FROM EFFICIENCY TO NEW INVESTMENTS – WHY BLOCKCHAIN IS MORE THAN MEETS THE EYE

Thomas Borrel, chief product officer at Polymath

 

Blockchain has been an extremely hot topic in 2021. With companies and financial institutions internationally having to adapt to an increasingly digital world, the true potential of blockchain is becoming increasingly clear. We have seen hospitals using the technology to track vaccine distributions, major blue-chip companies floating digital assets or ‘stablecoins’, even progress made by central banks in piloting and adopting digital currencies

When it comes to the world of finance, much of the attention has focussed on the booming price of Bitcoin, and there has been much excitement around using cryptocurrencies as an alternative investment. However, the real potential of blockchain technology stretches far into traditional finance and beyond.

 

Improving access to investment options

Security tokens created and issued on the blockchain are already being used to improve efficiency in a variety of more traditional asset classes, ranging from real estate to green bonds. The Sustainable Digital Finance Alliance (SDFA) and HSBC Center of Sustainable Finance recently joined forces to highlight how security tokens for green bonds can reduce management costs and increase operational efficiency by up to ten times. And in early 2020, RedSwan CRE Marketplace tokenised $2.2B in commercial real estate, making it one of the biggest tokenisations we’ve seen so far.

Thomas Borrel

However, the potential of tokenisation does not only stand to improve the process of trading traditional assets; blockchain can also open up the pool of investors able to participate. To date, the focus has been on how fractionalisation brings benefits to retail investors by lowering the bar to entry. However, the retail regulations are still very stringent, which is important to protect non-professionals from disproportionate losses.

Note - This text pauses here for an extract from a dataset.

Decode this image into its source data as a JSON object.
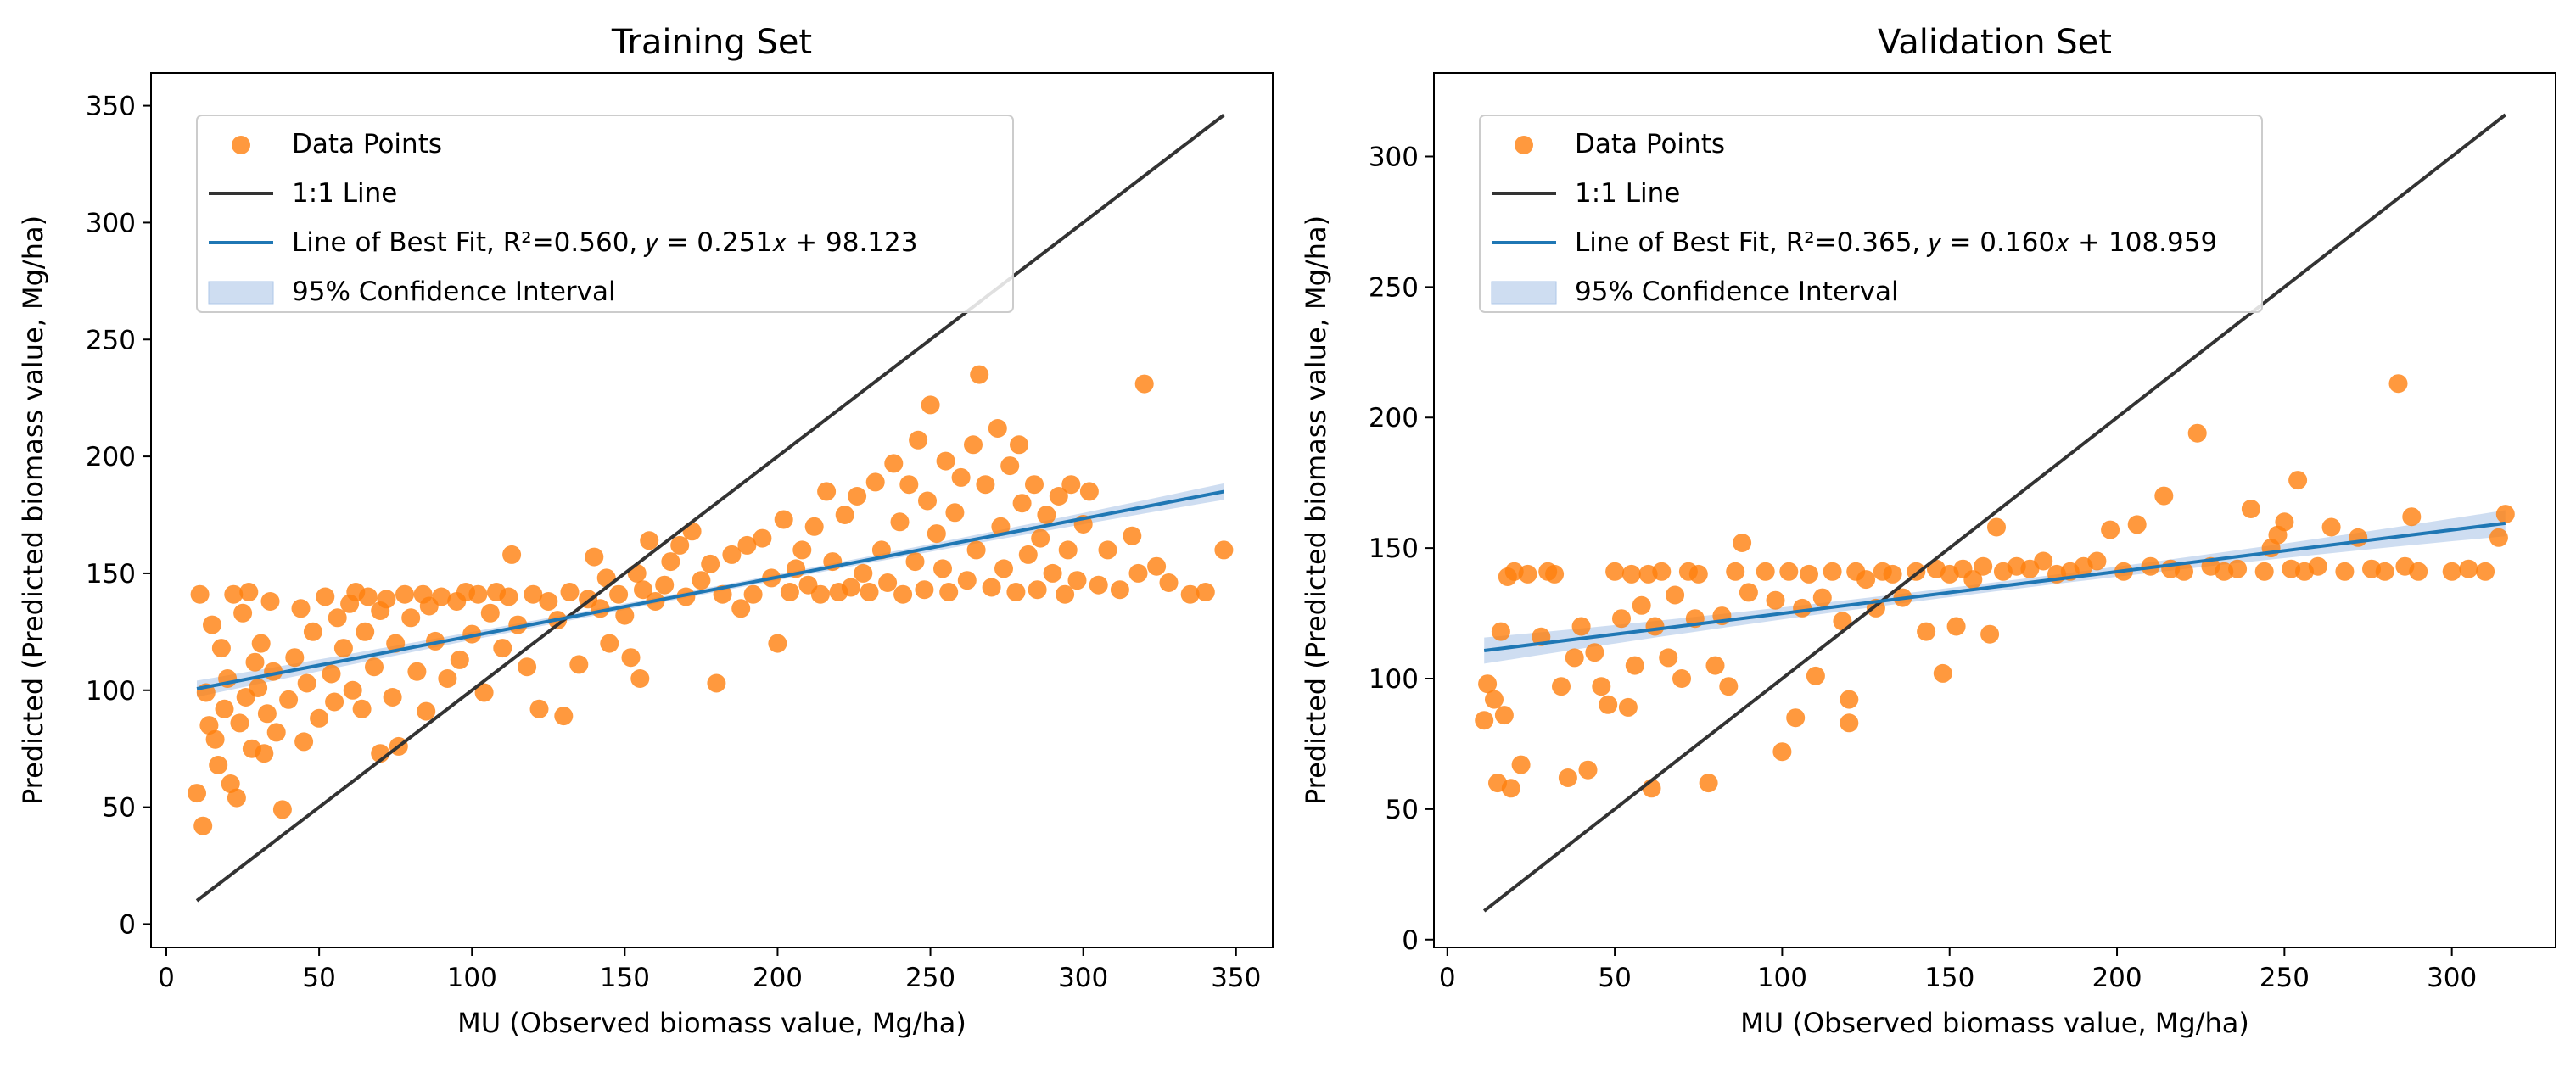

Tokenisation can be used to enable large institutional investors to buy into smaller projects. Referred to as aggregation, this process can be used to bind assets together so that they meet an institution’s minimum investment threshold. Because of the transparency of blockchain, the investor is still able to inspect each individual offering and ensure each element meets their quality and risk requirements, but by packaging it into one larger token, an institution can diversify with assets that would have otherwise flown under its radar.

 

Optimising efficiency and minimising risk

Risk management and operational efficiency are usually at the core of any financial institution’s wider strategy. However, no matter how much firms optimise their own processes, there are a range of financial instruments that are still very prone to issues in these areas, especially those that are traded ‘over the counter’ (OTC). The best example of this is likely the bonds market – a multi trillion-dollar market, where OTC trades are still common practice.

When an OTC trade is conducted, it is often so over the telephone – one person calling another to make a deal. This introduces significant information risk with securities operations teams reporting error rates as high as 40%. When instructions for the trade are passed on to the custodians, they will spot the discrepancy. They then have to investigate and find out what has gone wrong, often resulting in very long delays to settlement times.

Blockchains go a long way to solving this problem, providing transparent access to trade and clearing information so that operational issues can be caught earlier and help mitigate settlement risk (i.e. settlement failure). For example, on Polymesh settlement instructions must be affirmed prior to settlement, in a case where an OTC trade has been improperly captured by one counterparty, the counterparty which has affirmed the instruction can see that the other counterparty has not affirmed the instruction within a defined period. In this way, the affirming counterparty can reach out proactively prior to the settlement date to rectify the situation and avoid settlement failure.

Trading on blockchain also generates an easily accessible, secure ledger of trading information. When it comes to reporting in traditional asset classes, the process is highly manual and often expensive. But, with a blockchain solution, reporting is built into the ecosystem from the ground up. There are no significant additional costs or resources required to extract this data and share it where necessary, and the number and complexity of the steps required to complete reconciliations between different entities are reduced and simplified.

 

Is tokenisation a ‘cover all’ solution?

Fundamentally, certain traditional asset classes are not right for the blockchain yet. Instruments with well-established frameworks, like publicly traded stocks, already have very well-formed, rigorous rails in place, and so transferring to a blockchain could cause disruption and incur unnecessary costs.

It is very common to hear blockchain advocates claiming that blockchain technology should be introduced into every corner of the finance space, which is misguided. Blockchain should be introduced where it brings value to investors or institutions. It should be about augmenting and supplementing the marketplace – not overhauling it, or at least not until the incumbent systems no longer keep up with demand.

The costs and infrastructure associated with capital markets have made some assets – like green bonds or real estate – too expensive to bring to market and service, or too difficult to invest in. These use-cases are examples of where tokenisation can really shine.

Blockchain is an extremely powerful tool, with a range of exciting applications and potential benefits for businesses and financial institutions, ranging from risk management and efficiency through to enabling new investments. However, as with any product, it isn’t the answer to all problems, and must be treated as a powerful enabler – not as an agitator.